Photography
I’d say that photography was my second passion after my bicycle. I remember noticing and appreciating photography at a young age—the composition, the focus, and the light.
I got my first camera for my eighteenth birthday (thanks Mom!). I was, by that time, completely obsessed with BMX, and it was only natural to start photographing my friends. By this time I had been scrutinizing the photos in BMX magazines for years, I had a favorite photographer, and I had analyzed his lighting choices and angles.
I learned in the age of film, which I imagine is different from learning digitally. Each shot had a very real cost associated to it, and I wanted to make each one count. Rather than simply push the button and instantly see the result, you are forced to imagine, visualize, compute, and then patiently await the outcome.
In time my “shots” improved and I began contributing to BMX bicycling magazines. A few years later I had the opportunity to make a magazine of my own creation. I don’t think I stopped long enough to appreciate it at the time, but I had achieved my teenage fantasies. Strange how anxiety mixed with expectations and desire can muddle one’s appreciation of life.

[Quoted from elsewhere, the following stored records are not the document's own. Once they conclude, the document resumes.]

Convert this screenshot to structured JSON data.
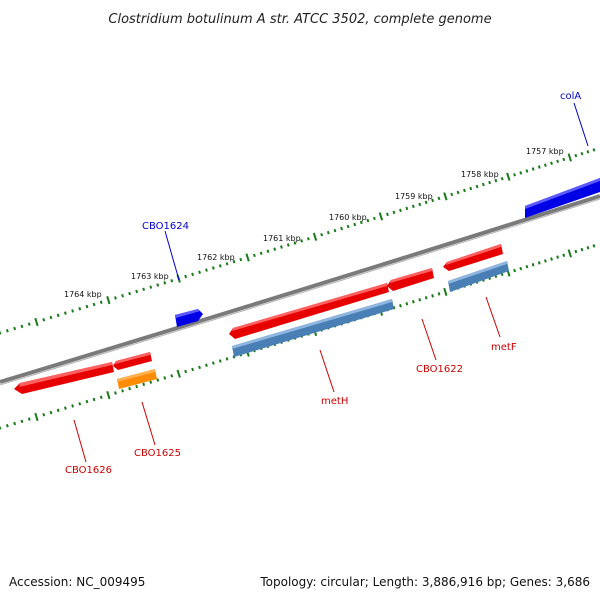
{
  "title": "Clostridium botulinum A str. ATCC 3502, complete genome",
  "footer": {
    "accession": "Accession: NC_009495",
    "summary": "Topology: circular; Length: 3,886,916 bp; Genes: 3,686"
  },
  "colors": {
    "backbone": "#808080",
    "ticks": "#1a7a1a",
    "forward_gene": "#0000e6",
    "reverse_gene": "#e60000",
    "cds_blue": "#4a7fb5",
    "cds_orange": "#ff8c00",
    "forward_label": "#0000cc",
    "reverse_label": "#cc0000"
  },
  "kbp_marks": [
    "1757 kbp",
    "1758 kbp",
    "1759 kbp",
    "1760 kbp",
    "1761 kbp",
    "1762 kbp",
    "1763 kbp",
    "1764 kbp"
  ],
  "gene_labels": {
    "colA": "colA",
    "CBO1624": "CBO1624",
    "CBO1622": "CBO1622",
    "metF": "metF",
    "metH": "metH",
    "CBO1625": "CBO1625",
    "CBO1626": "CBO1626"
  }
}
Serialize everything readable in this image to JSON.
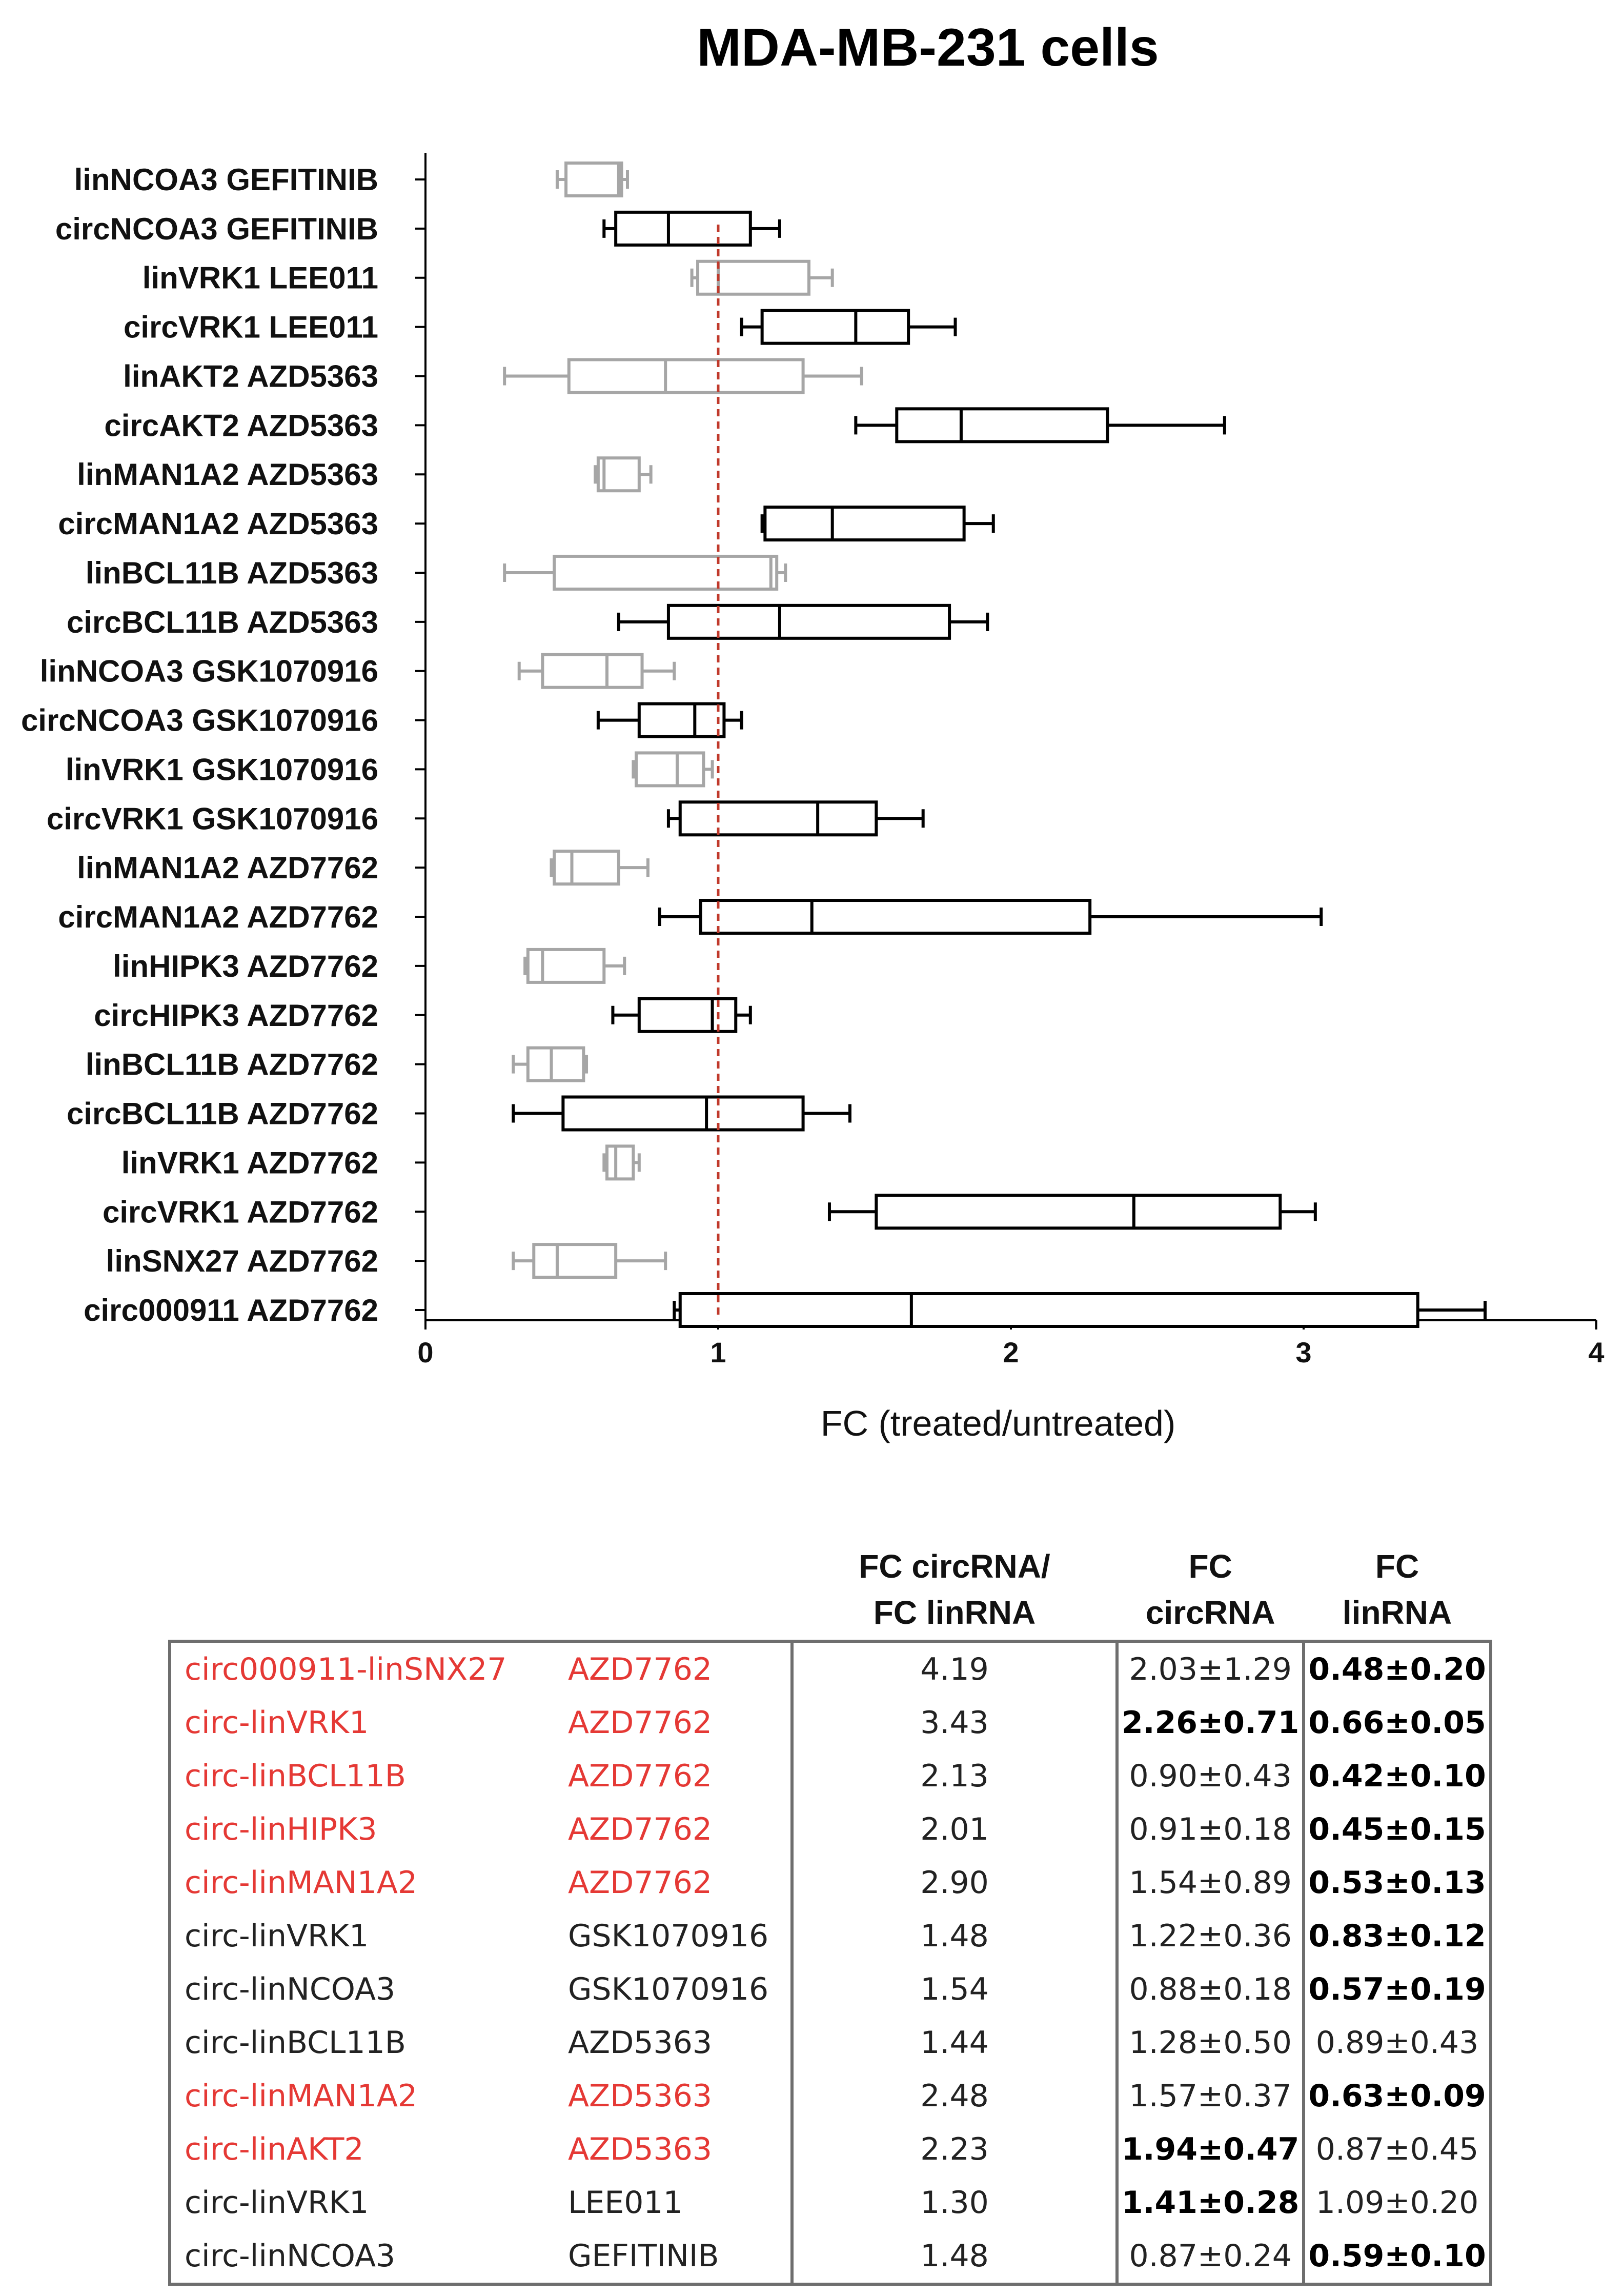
{
  "colors": {
    "circ": "#000000",
    "lin": "#a6a6a6",
    "reference_line": "#c0392b",
    "highlight_text": "#e53935"
  },
  "chart_data": {
    "type": "boxplot",
    "title": "MDA-MB-231 cells",
    "xlabel": "FC (treated/untreated)",
    "ylabel": "",
    "xlim": [
      0,
      4
    ],
    "xticks": [
      0,
      1,
      2,
      3,
      4
    ],
    "reference_line": 1,
    "grid": false,
    "categories": [
      {
        "label": "linNCOA3 GEFITINIB",
        "kind": "lin",
        "min": 0.45,
        "q1": 0.48,
        "median": 0.66,
        "q3": 0.67,
        "max": 0.69
      },
      {
        "label": "circNCOA3 GEFITINIB",
        "kind": "circ",
        "min": 0.61,
        "q1": 0.65,
        "median": 0.83,
        "q3": 1.11,
        "max": 1.21
      },
      {
        "label": "linVRK1 LEE011",
        "kind": "lin",
        "min": 0.91,
        "q1": 0.93,
        "median": 1.0,
        "q3": 1.31,
        "max": 1.39
      },
      {
        "label": "circVRK1 LEE011",
        "kind": "circ",
        "min": 1.08,
        "q1": 1.15,
        "median": 1.47,
        "q3": 1.65,
        "max": 1.81
      },
      {
        "label": "linAKT2 AZD5363",
        "kind": "lin",
        "min": 0.27,
        "q1": 0.49,
        "median": 0.82,
        "q3": 1.29,
        "max": 1.49
      },
      {
        "label": "circAKT2 AZD5363",
        "kind": "circ",
        "min": 1.47,
        "q1": 1.61,
        "median": 1.83,
        "q3": 2.33,
        "max": 2.73
      },
      {
        "label": "linMAN1A2 AZD5363",
        "kind": "lin",
        "min": 0.58,
        "q1": 0.59,
        "median": 0.61,
        "q3": 0.73,
        "max": 0.77
      },
      {
        "label": "circMAN1A2 AZD5363",
        "kind": "circ",
        "min": 1.15,
        "q1": 1.16,
        "median": 1.39,
        "q3": 1.84,
        "max": 1.94
      },
      {
        "label": "linBCL11B AZD5363",
        "kind": "lin",
        "min": 0.27,
        "q1": 0.44,
        "median": 1.18,
        "q3": 1.2,
        "max": 1.23
      },
      {
        "label": "circBCL11B AZD5363",
        "kind": "circ",
        "min": 0.66,
        "q1": 0.83,
        "median": 1.21,
        "q3": 1.79,
        "max": 1.92
      },
      {
        "label": "linNCOA3 GSK1070916",
        "kind": "lin",
        "min": 0.32,
        "q1": 0.4,
        "median": 0.62,
        "q3": 0.74,
        "max": 0.85
      },
      {
        "label": "circNCOA3 GSK1070916",
        "kind": "circ",
        "min": 0.59,
        "q1": 0.73,
        "median": 0.92,
        "q3": 1.02,
        "max": 1.08
      },
      {
        "label": "linVRK1 GSK1070916",
        "kind": "lin",
        "min": 0.71,
        "q1": 0.72,
        "median": 0.86,
        "q3": 0.95,
        "max": 0.98
      },
      {
        "label": "circVRK1 GSK1070916",
        "kind": "circ",
        "min": 0.83,
        "q1": 0.87,
        "median": 1.34,
        "q3": 1.54,
        "max": 1.7
      },
      {
        "label": "linMAN1A2 AZD7762",
        "kind": "lin",
        "min": 0.43,
        "q1": 0.44,
        "median": 0.5,
        "q3": 0.66,
        "max": 0.76
      },
      {
        "label": "circMAN1A2 AZD7762",
        "kind": "circ",
        "min": 0.8,
        "q1": 0.94,
        "median": 1.32,
        "q3": 2.27,
        "max": 3.06
      },
      {
        "label": "linHIPK3 AZD7762",
        "kind": "lin",
        "min": 0.34,
        "q1": 0.35,
        "median": 0.4,
        "q3": 0.61,
        "max": 0.68
      },
      {
        "label": "circHIPK3 AZD7762",
        "kind": "circ",
        "min": 0.64,
        "q1": 0.73,
        "median": 0.98,
        "q3": 1.06,
        "max": 1.11
      },
      {
        "label": "linBCL11B AZD7762",
        "kind": "lin",
        "min": 0.3,
        "q1": 0.35,
        "median": 0.43,
        "q3": 0.54,
        "max": 0.55
      },
      {
        "label": "circBCL11B AZD7762",
        "kind": "circ",
        "min": 0.3,
        "q1": 0.47,
        "median": 0.96,
        "q3": 1.29,
        "max": 1.45
      },
      {
        "label": "linVRK1 AZD7762",
        "kind": "lin",
        "min": 0.61,
        "q1": 0.62,
        "median": 0.65,
        "q3": 0.71,
        "max": 0.73
      },
      {
        "label": "circVRK1 AZD7762",
        "kind": "circ",
        "min": 1.38,
        "q1": 1.54,
        "median": 2.42,
        "q3": 2.92,
        "max": 3.04
      },
      {
        "label": "linSNX27 AZD7762",
        "kind": "lin",
        "min": 0.3,
        "q1": 0.37,
        "median": 0.45,
        "q3": 0.65,
        "max": 0.82
      },
      {
        "label": "circ000911 AZD7762",
        "kind": "circ",
        "min": 0.85,
        "q1": 0.87,
        "median": 1.66,
        "q3": 3.39,
        "max": 3.62
      }
    ]
  },
  "table": {
    "headers": [
      "",
      "",
      "FC circRNA/\nFC linRNA",
      "FC\ncircRNA",
      "FC\nlinRNA"
    ],
    "rows": [
      {
        "pair": "circ000911-linSNX27",
        "drug": "AZD7762",
        "ratio": "4.19",
        "circ": "2.03±1.29",
        "lin": "0.48±0.20",
        "highlight": true,
        "circ_bold": false,
        "lin_bold": true
      },
      {
        "pair": "circ-linVRK1",
        "drug": "AZD7762",
        "ratio": "3.43",
        "circ": "2.26±0.71",
        "lin": "0.66±0.05",
        "highlight": true,
        "circ_bold": true,
        "lin_bold": true
      },
      {
        "pair": "circ-linBCL11B",
        "drug": "AZD7762",
        "ratio": "2.13",
        "circ": "0.90±0.43",
        "lin": "0.42±0.10",
        "highlight": true,
        "circ_bold": false,
        "lin_bold": true
      },
      {
        "pair": "circ-linHIPK3",
        "drug": "AZD7762",
        "ratio": "2.01",
        "circ": "0.91±0.18",
        "lin": "0.45±0.15",
        "highlight": true,
        "circ_bold": false,
        "lin_bold": true
      },
      {
        "pair": "circ-linMAN1A2",
        "drug": "AZD7762",
        "ratio": "2.90",
        "circ": "1.54±0.89",
        "lin": "0.53±0.13",
        "highlight": true,
        "circ_bold": false,
        "lin_bold": true
      },
      {
        "pair": "circ-linVRK1",
        "drug": "GSK1070916",
        "ratio": "1.48",
        "circ": "1.22±0.36",
        "lin": "0.83±0.12",
        "highlight": false,
        "circ_bold": false,
        "lin_bold": true
      },
      {
        "pair": "circ-linNCOA3",
        "drug": "GSK1070916",
        "ratio": "1.54",
        "circ": "0.88±0.18",
        "lin": "0.57±0.19",
        "highlight": false,
        "circ_bold": false,
        "lin_bold": true
      },
      {
        "pair": "circ-linBCL11B",
        "drug": "AZD5363",
        "ratio": "1.44",
        "circ": "1.28±0.50",
        "lin": "0.89±0.43",
        "highlight": false,
        "circ_bold": false,
        "lin_bold": false
      },
      {
        "pair": "circ-linMAN1A2",
        "drug": "AZD5363",
        "ratio": "2.48",
        "circ": "1.57±0.37",
        "lin": "0.63±0.09",
        "highlight": true,
        "circ_bold": false,
        "lin_bold": true
      },
      {
        "pair": "circ-linAKT2",
        "drug": "AZD5363",
        "ratio": "2.23",
        "circ": "1.94±0.47",
        "lin": "0.87±0.45",
        "highlight": true,
        "circ_bold": true,
        "lin_bold": false
      },
      {
        "pair": "circ-linVRK1",
        "drug": "LEE011",
        "ratio": "1.30",
        "circ": "1.41±0.28",
        "lin": "1.09±0.20",
        "highlight": false,
        "circ_bold": true,
        "lin_bold": false
      },
      {
        "pair": "circ-linNCOA3",
        "drug": "GEFITINIB",
        "ratio": "1.48",
        "circ": "0.87±0.24",
        "lin": "0.59±0.10",
        "highlight": false,
        "circ_bold": false,
        "lin_bold": true
      }
    ]
  }
}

Over time the nature of my photography evolved to suit the nature of the design work I was doing. Often it took on an increasingly commercial quality. I flirted with the prospect of becoming a professional photographer outside of the BMX industry, but alas it never took shape.
The photography that I find interesting now I would describe as documentary, the sort of photography one might encounter in the pages of National Geographic, which I remember pouring over and appreciating as a child. Had the bicycle not pulled so strongly at my soul, perhaps I would have pursued photography to a different degree.